In deze documentaire wordt Franz Schuberts', opus 959, uitgevoerd door Alfredo Brendel, gebruikt als achtergrondmuziek. Het beeld wat wordt gecreëerd kan worden beschreven als intiem, door het gebruik van veel close-ups.
Makers
Regie Jos de Putter, Masja Novikova
Productie Miriam Bos
Research Carine Eijsbouts
Camera Erik van Empel, Adri Schrover, Maarten Kramer
Montage Patrick Minks, Paul Delput
Geluidsmixage Piet Rodenburg
Kleurcorrectie Xandra ter Horst
Eindredactie Roel van Broekhoven, Doke Romeijn, Jos de Putter
VPRO
Achtergrondinformatie
In november 2006 overleed oud FSB-agent Aleksander Litvinenko aan de gevolgen van een vergiftiging met polonium-210 na zijn vlucht naar London vanwege zijn felle kritiek op het Russische beleid in Tsetsjenië. In 2004 was vertelde de Russische spion in een open interview zijn levensverhaal aan Jos de Putter. Binnen enkele weken van zijn vergiftiging met radioactief materiaal werd de zaak wereldnieuws met politieke proporties.
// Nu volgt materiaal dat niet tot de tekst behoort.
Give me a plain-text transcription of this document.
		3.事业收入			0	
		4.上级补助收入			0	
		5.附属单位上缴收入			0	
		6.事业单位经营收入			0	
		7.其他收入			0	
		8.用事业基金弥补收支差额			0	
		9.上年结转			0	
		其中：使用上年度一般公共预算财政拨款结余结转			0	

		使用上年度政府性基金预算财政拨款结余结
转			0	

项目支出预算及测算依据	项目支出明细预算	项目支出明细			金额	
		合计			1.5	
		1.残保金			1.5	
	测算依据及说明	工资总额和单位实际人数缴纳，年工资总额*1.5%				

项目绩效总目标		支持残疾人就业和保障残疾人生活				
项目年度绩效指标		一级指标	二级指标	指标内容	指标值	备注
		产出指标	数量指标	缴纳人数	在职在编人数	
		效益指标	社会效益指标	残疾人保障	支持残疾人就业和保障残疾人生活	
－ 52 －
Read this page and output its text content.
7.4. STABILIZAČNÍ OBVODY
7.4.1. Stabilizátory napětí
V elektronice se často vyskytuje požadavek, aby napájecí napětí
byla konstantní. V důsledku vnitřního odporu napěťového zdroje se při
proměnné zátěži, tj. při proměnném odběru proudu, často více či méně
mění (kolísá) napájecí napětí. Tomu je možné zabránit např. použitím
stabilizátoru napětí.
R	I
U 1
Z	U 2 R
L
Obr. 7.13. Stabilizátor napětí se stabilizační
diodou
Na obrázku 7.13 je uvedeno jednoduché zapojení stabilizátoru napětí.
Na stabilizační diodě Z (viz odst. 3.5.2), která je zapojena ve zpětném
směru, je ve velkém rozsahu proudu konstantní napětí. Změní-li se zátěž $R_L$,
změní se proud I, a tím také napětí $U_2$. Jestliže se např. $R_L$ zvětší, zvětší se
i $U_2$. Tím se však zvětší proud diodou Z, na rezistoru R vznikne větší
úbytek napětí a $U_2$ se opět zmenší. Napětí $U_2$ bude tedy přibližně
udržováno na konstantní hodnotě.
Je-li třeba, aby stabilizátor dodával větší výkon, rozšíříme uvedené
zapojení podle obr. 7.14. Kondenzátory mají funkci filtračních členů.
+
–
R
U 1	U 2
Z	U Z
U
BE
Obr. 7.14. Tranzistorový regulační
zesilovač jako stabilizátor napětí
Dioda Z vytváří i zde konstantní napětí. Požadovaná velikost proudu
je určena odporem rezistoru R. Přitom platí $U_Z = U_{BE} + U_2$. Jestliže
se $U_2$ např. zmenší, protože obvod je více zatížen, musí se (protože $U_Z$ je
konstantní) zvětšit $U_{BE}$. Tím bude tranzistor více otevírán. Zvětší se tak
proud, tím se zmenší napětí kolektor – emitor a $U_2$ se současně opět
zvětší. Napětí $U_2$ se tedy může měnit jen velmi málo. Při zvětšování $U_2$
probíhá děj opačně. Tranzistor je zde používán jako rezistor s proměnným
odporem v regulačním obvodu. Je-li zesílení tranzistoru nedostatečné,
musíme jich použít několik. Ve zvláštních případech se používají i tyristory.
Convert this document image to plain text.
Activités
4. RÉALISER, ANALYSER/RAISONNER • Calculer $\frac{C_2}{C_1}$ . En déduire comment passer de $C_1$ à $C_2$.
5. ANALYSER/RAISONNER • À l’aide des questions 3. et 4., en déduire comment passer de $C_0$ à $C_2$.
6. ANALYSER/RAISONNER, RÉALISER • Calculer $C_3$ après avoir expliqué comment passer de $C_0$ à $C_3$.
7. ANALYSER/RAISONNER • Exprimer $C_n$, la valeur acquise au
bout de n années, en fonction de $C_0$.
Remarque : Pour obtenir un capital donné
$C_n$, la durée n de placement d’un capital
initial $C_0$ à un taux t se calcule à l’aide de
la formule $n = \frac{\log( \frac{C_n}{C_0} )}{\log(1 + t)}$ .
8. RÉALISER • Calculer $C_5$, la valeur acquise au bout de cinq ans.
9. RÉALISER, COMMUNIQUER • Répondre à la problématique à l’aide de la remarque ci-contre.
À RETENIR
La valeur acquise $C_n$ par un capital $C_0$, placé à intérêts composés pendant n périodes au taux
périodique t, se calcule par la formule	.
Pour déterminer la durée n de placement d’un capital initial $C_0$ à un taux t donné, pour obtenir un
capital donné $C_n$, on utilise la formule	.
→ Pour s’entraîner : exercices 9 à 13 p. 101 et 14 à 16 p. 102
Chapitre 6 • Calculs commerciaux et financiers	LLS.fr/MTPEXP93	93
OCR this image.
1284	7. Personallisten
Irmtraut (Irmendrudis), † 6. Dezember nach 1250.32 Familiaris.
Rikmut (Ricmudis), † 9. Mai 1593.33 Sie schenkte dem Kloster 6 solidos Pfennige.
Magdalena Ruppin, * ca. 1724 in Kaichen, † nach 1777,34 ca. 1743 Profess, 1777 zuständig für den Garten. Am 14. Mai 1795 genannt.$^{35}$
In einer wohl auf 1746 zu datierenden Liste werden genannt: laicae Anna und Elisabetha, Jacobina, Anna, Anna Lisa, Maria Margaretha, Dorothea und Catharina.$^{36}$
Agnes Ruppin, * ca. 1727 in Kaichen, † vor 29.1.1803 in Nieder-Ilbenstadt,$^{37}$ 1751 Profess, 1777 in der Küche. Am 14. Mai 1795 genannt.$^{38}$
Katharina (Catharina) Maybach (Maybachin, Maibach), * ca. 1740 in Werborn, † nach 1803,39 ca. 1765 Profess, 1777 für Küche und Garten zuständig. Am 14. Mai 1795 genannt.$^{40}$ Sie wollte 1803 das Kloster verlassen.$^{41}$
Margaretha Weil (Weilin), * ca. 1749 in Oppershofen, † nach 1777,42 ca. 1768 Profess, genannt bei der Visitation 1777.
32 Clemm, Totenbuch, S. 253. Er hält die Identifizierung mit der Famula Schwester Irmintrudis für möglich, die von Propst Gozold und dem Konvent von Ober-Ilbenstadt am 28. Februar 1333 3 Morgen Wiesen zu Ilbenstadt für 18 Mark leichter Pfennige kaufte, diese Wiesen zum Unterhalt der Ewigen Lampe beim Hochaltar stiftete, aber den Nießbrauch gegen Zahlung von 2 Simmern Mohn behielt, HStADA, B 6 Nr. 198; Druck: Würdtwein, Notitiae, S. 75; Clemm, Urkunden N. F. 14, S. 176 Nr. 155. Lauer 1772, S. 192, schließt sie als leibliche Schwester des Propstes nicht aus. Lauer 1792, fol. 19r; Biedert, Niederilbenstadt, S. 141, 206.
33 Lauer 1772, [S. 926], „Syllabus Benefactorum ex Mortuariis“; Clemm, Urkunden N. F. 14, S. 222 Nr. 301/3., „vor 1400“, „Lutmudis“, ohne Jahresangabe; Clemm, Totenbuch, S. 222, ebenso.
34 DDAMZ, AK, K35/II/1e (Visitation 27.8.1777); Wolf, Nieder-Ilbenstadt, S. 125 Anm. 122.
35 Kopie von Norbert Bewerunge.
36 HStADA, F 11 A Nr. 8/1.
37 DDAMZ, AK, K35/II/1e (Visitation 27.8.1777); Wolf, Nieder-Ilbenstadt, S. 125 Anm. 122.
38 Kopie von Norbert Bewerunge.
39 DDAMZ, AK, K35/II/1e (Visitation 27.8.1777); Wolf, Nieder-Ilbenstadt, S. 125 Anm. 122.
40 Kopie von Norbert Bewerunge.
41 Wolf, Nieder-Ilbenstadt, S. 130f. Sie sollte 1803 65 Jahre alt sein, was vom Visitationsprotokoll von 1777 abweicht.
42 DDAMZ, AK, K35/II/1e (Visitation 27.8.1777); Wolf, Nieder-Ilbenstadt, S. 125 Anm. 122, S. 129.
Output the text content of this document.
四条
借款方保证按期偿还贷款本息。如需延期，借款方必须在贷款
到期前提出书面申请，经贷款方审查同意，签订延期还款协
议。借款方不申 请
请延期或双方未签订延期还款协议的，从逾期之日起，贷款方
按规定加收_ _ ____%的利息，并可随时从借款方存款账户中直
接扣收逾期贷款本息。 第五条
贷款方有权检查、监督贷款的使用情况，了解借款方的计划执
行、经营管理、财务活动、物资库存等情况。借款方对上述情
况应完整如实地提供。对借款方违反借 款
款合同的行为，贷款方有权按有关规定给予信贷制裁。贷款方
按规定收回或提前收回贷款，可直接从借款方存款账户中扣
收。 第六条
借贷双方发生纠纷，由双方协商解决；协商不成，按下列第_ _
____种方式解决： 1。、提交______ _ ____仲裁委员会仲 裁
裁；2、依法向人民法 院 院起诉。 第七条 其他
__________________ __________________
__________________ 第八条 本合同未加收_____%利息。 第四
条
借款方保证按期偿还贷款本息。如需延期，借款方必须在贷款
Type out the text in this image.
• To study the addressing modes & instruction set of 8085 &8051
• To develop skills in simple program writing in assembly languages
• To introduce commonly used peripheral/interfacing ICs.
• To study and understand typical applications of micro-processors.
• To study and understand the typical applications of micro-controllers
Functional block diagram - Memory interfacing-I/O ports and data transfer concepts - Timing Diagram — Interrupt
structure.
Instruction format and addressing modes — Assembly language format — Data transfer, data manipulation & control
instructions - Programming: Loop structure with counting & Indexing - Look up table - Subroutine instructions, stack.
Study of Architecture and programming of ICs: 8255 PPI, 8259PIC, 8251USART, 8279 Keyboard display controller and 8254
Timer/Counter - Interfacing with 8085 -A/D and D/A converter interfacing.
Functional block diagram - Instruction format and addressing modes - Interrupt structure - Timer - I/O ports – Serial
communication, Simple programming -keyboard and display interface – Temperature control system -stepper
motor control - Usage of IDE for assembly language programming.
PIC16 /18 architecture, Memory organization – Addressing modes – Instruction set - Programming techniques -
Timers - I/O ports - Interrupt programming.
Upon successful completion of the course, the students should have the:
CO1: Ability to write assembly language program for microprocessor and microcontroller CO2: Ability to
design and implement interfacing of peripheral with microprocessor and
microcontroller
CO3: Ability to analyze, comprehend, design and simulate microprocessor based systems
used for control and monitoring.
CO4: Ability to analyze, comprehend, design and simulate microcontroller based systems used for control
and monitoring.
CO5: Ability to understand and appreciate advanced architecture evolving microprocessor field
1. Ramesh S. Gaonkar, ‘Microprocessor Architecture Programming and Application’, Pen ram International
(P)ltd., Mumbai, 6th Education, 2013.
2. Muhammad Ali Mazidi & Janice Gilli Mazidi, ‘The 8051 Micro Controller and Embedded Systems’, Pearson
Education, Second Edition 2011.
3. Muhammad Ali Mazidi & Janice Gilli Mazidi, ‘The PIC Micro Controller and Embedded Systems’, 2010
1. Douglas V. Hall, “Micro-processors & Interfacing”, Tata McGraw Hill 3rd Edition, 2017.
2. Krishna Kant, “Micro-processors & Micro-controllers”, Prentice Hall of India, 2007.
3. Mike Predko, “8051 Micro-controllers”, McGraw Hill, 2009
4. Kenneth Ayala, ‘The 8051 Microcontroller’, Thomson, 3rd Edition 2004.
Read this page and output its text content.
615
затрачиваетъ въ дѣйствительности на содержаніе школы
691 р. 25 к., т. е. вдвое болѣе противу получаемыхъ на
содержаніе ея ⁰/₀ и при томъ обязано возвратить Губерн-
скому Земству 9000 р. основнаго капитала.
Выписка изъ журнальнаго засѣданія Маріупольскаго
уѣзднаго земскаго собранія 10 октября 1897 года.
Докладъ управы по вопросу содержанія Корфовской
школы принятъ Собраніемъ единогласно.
Op zijn sterfbed wees Litvinenko Vladimir Poetin aan als mogelijke opdrachtgever. Vóór zijn vergiftiging wees Litvinenko hem al eerder aan als verdachte, bij de moord op journaliste Anna Politkovskaja. Na onderzoek door de Britse recherche, klaagt Groot-Brittannië Andrej Loegovoj aan en wordt Rusland verzocht hem uit te leveren. Loegovoj reageert in de pers met het verhaal dat Groot-Brittannië zelf schuldig is aan de moord en Rusland eist in ruil voor Loegovoj, uitlevering van zakenman Boris Berezovski en Ahmed Zakayev, de Tsjetsjeense president in ballingschap. De Britten verklaren dat het uitleveringsverzoek niets te maken heeft met hun geheime dienst en werken niet mee aan de eis van Rusland. In november 2009 zegt Loegovoj op een persconferentie dat Litvinenko een Britse spion was. De zaak Litvinenko is dus nog steeds niet afgesloten en vormt een doorn in het oog in de Brits-Russische betrekkingen.